Advertising sales businesses like to argue that they sell “brand awareness”. This is a cheap way of getting around the word: Results — that is, individuals and companies actually buying anything because of your advertising.
“Brand awareness” after all can be a two-edged sword. You can have negative, as well as positive awareness; like the names of organizations you know you will never do business with either because their values differ from you, they have a poor reputation, or they simply are selling what do not need or want to purchase.
There are of course some circumstances where advertising makes sense for virtually every business, and I’ll outline them below:
When you can test, test and test some more, and through the process determine an effective linkage between your advertising and sales.
Generally, this process takes plenty of time and trial and effort, an is better for larger frequency transactions.
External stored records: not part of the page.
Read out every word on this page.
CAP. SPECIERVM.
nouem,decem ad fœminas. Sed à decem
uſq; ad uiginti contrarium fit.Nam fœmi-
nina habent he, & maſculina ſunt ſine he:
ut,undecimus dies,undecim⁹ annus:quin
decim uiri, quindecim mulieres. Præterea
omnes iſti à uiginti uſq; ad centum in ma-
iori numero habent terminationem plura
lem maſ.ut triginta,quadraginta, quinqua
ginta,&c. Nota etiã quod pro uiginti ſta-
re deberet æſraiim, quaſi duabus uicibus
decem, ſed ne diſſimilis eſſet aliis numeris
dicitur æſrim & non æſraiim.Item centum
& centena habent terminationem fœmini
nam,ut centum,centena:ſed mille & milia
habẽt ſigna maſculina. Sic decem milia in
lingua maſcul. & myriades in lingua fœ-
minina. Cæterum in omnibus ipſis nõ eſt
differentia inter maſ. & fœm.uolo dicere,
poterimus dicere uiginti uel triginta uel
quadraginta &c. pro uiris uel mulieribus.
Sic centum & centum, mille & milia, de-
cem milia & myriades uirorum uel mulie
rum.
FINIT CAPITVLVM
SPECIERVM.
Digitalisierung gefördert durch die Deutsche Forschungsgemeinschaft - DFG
Certainly some residential specialist contractors have been able to build worthy client flow through a structured and ongoing advertising campaign. However, for most ICI construction businesses, the advertising falls into the “brand awareness” category or trap, depending on your perspective.
When you are purchasing editorial or “native” advertising, in media relevant to your audience, and which you can recycle in other media.
Editorial(ized) advertising is almost always more effective than conventional ads. While there is much outcry about “fake news”, the fact is most publications and online services will sell advertising packaged subtly within a news-style framework. It is relatively inexpensive for its value. (And it reflects a significant part of our own advertising sales.)
There’s a valid reason such as a specific offer or objective, relationship or in rarer situations, because you really want basic brand awareness.
The explanations vary. A major client encourages you to advertise in a profile supporting their business. You shouldn’t buy the ad in this situation because of any fear of offending your client by not spending the money, but because you want to be associated with the client’s identity/success. You might have a recruitment challenge, or the opportunity to sell a specific property or offer. And, in some cases, where you are “rebranding” as part of a larger strategy, the advertising can help facilitate the market/message changes you are seeking. (This is generally something only larger companies with very large overall budgets should do, however.)